Engineering the glutamate transporter homologue GltPh using protein semisynthesis

Glutamate transporters catalyze the concentrative uptake of glutamate from synapses and are essential for normal synaptic function. Despite extensive investigations of glutamate transporters, the mechanisms underlying substrate recognition, ion selectivity, and the coupling of substrate and ion transport are not well-understood. Deciphering these mechanisms requires the ability to precisely engineer the transporter. In this study, we describe the semisynthesis of GltPh, an archaeal homologue of glutamate transporters. Semisynthesis allows the precise engineering of GltPh through the incorporation of unnatural amino acids and peptide backbone modifications. In the semisynthesis, the GltPh polypeptide is initially assembled from a recombinantly expressed thioester peptide and a chemically synthesized peptide using the native chemical ligation reaction followed by in vitro folding to the native state. We have developed a robust procedure for the in vitro folding of GltPh. Biochemical characterization of the semisynthetic GltPh indicates that it is similar to the native transporter. We used semisynthesis to substitute Arg397, a highly conserved residue in the substrate binding site, with the unnatural analogue, citrulline. Our studies demonstrate that Arg397 is required for high-affinity substrate binding, and on the basis of our results, we propose that Arg397 is involved in a Na+-dependent remodeling of the substrate binding site required for high-affinity Asp binding. We anticipate that the semisynthetic approach developed in this study will be extremely useful in investigating functional mechanisms in GltPh. Further, the approach developed in this study should also be applicable to other membrane transport proteins.

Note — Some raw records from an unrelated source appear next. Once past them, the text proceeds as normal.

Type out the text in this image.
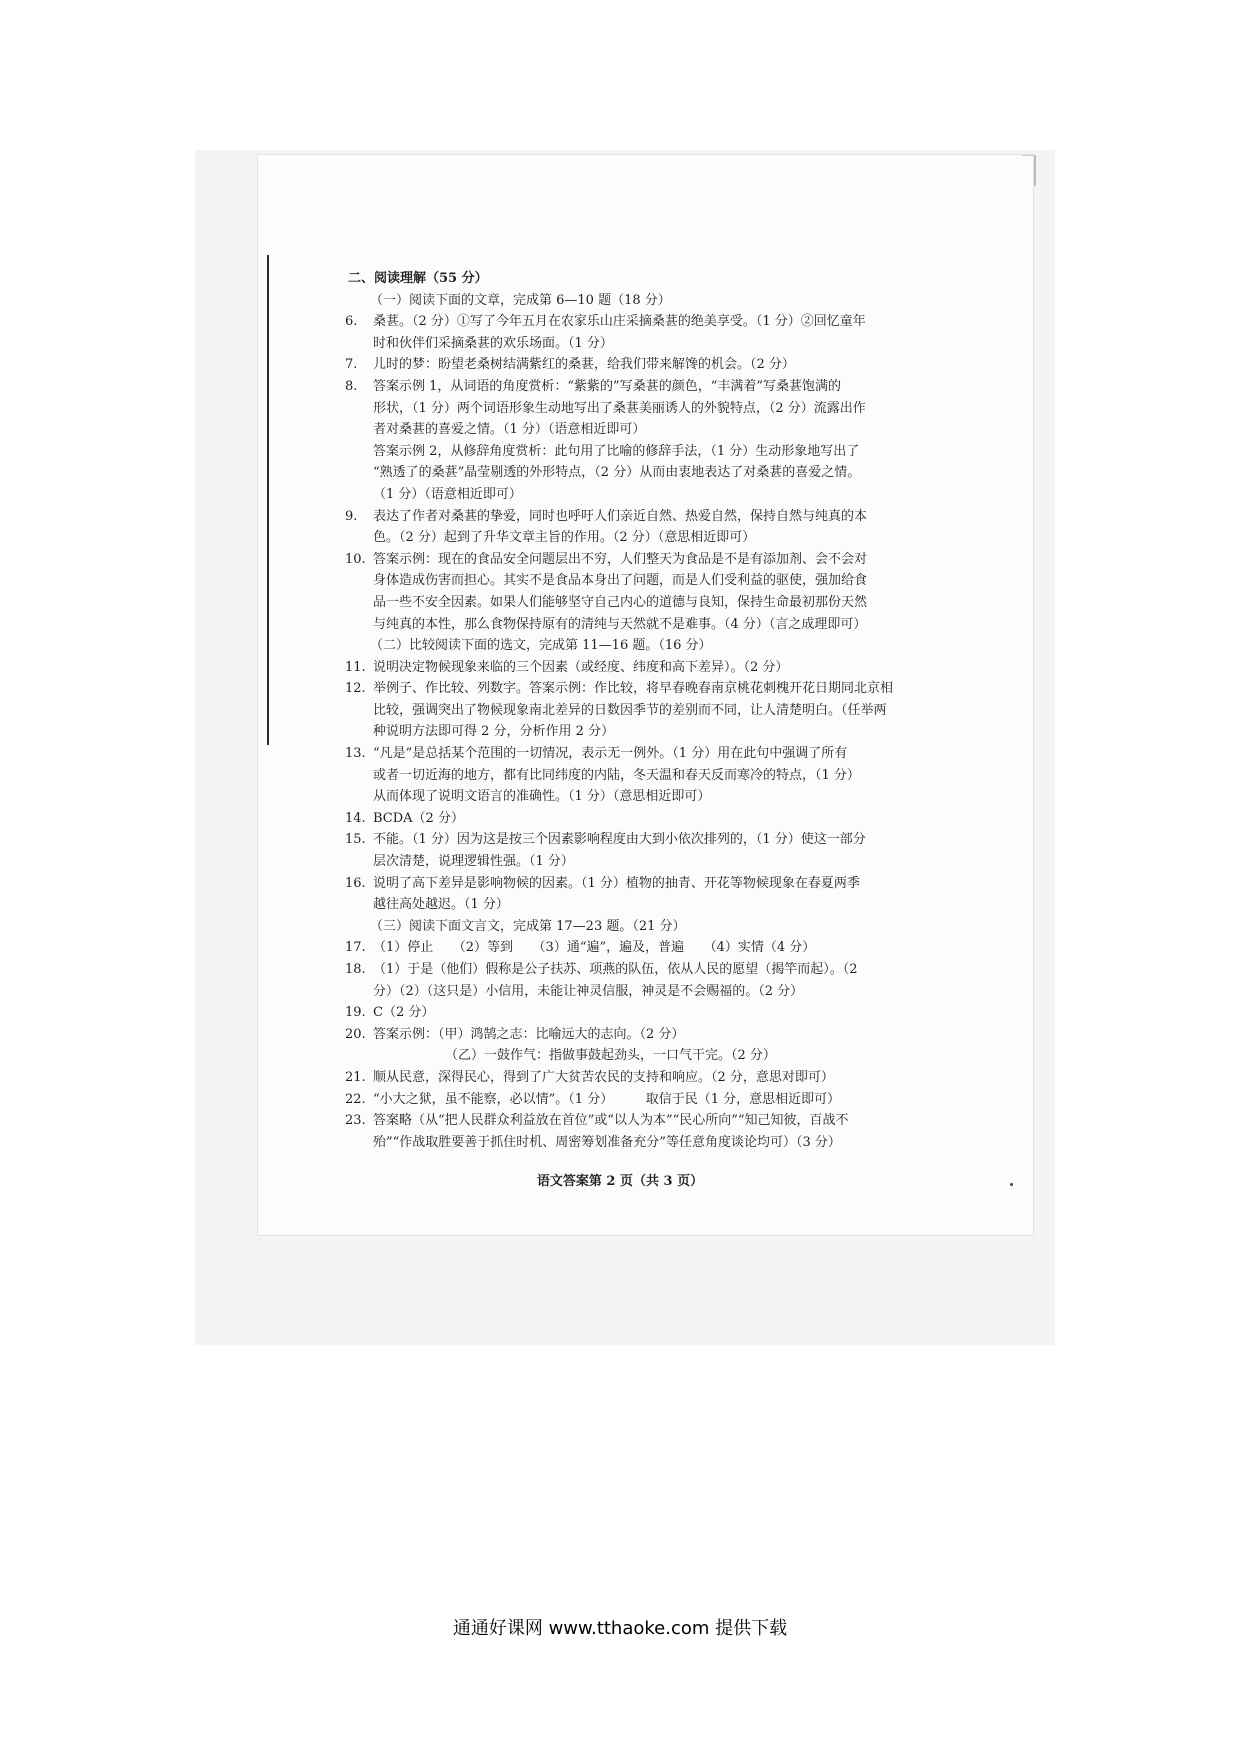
二、阅读理解（55 分）
（一）阅读下面的文章，完成第 6—10 题（18 分）
6.	桑葚。（2 分）①写了今年五月在农家乐山庄采摘桑葚的绝美享受。（1 分）②回忆童年
时和伙伴们采摘桑葚的欢乐场面。（1 分）
7.	儿时的梦：盼望老桑树结满紫红的桑葚，给我们带来解馋的机会。（2 分）
8.	答案示例 1，从词语的角度赏析：“紫紫的”写桑葚的颜色，“丰满着”写桑葚饱满的
形状，（1 分）两个词语形象生动地写出了桑葚美丽诱人的外貌特点，（2 分）流露出作
者对桑葚的喜爱之情。（1 分）（语意相近即可）
答案示例 2，从修辞角度赏析：此句用了比喻的修辞手法，（1 分）生动形象地写出了
“熟透了的桑葚”晶莹剔透的外形特点，（2 分）从而由衷地表达了对桑葚的喜爱之情。
（1 分）（语意相近即可）
9.	表达了作者对桑葚的挚爱，同时也呼吁人们亲近自然、热爱自然，保持自然与纯真的本
色。（2 分）起到了升华文章主旨的作用。（2 分）（意思相近即可）
10. 答案示例：现在的食品安全问题层出不穷，人们整天为食品是不是有添加剂、会不会对
身体造成伤害而担心。其实不是食品本身出了问题，而是人们受利益的驱使，强加给食
品一些不安全因素。如果人们能够坚守自己内心的道德与良知，保持生命最初那份天然
与纯真的本性，那么食物保持原有的清纯与天然就不是难事。（4 分）（言之成理即可）
（二）比较阅读下面的选文，完成第 11—16 题。（16 分）
11. 说明决定物候现象来临的三个因素（或经度、纬度和高下差异）。（2 分）
12. 举例子、作比较、列数字。答案示例：作比较，将早春晚春南京桃花刺槐开花日期同北京相
比较，强调突出了物候现象南北差异的日数因季节的差别而不同，让人清楚明白。（任举两
种说明方法即可得 2 分，分析作用 2 分）
13. “凡是”是总括某个范围的一切情况，表示无一例外。（1 分）用在此句中强调了所有
或者一切近海的地方，都有比同纬度的内陆，冬天温和春天反而寒冷的特点，（1 分）
从而体现了说明文语言的准确性。（1 分）（意思相近即可）
14. BCDA（2 分）
15. 不能。（1 分）因为这是按三个因素影响程度由大到小依次排列的，（1 分）使这一部分
层次清楚，说理逻辑性强。（1 分）
16. 说明了高下差异是影响物候的因素。（1 分）植物的抽青、开花等物候现象在春夏两季
越往高处越迟。（1 分）
（三）阅读下面文言文，完成第 17—23 题。（21 分）
17. （1）停止　　（2）等到　　（3）通“遍”，遍及，普遍　　（4）实情（4 分）
18. （1）于是（他们）假称是公子扶苏、项燕的队伍，依从人民的愿望（揭竿而起）。（2
分）（2）（这只是）小信用，未能让神灵信服，神灵是不会赐福的。（2 分）
19. C（2 分）
20. 答案示例：（甲）鸿鹄之志：比喻远大的志向。（2 分）
（乙）一鼓作气：指做事鼓起劲头，一口气干完。（2 分）
21. 顺从民意，深得民心，得到了广大贫苦农民的支持和响应。（2 分，意思对即可）
22. “小大之狱，虽不能察，必以情”。（1 分）　　　取信于民（1 分，意思相近即可）
23. 答案略（从“把人民群众利益放在首位”或“以人为本”“民心所向”“知己知彼，百战不
殆”“作战取胜要善于抓住时机、周密筹划准备充分”等任意角度谈论均可）（3 分）
语文答案第 2 页（共 3 页）
通通好课网 www.tthaoke.com 提供下载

A facile approach for the in vitro assembly of multimeric membrane transport proteins

Membrane proteins such as ion channels and transporters are frequently homomeric. The homomeric nature raises important questions regarding coupling between subunits and complicates the application of techniques such as FRET or DEER spectroscopy. These challenges can be overcome if the subunits of a homomeric protein can be independently modified for functional or spectroscopic studies. Here, we describe a general approach for in vitro assembly that can be used for the generation of heteromeric variants of homomeric membrane proteins. We establish the approach using GltPh, a glutamate transporter homolog that is trimeric in the native state. We use heteromeric GltPh transporters to directly demonstrate the lack of coupling in substrate binding and demonstrate how heteromeric transporters considerably simplify the application of DEER spectroscopy. Further, we demonstrate the general applicability of this approach by carrying out the in vitro assembly of VcINDY, a Na+-coupled succinate transporter and CLC-ec1, a Cl-/H+ antiporter.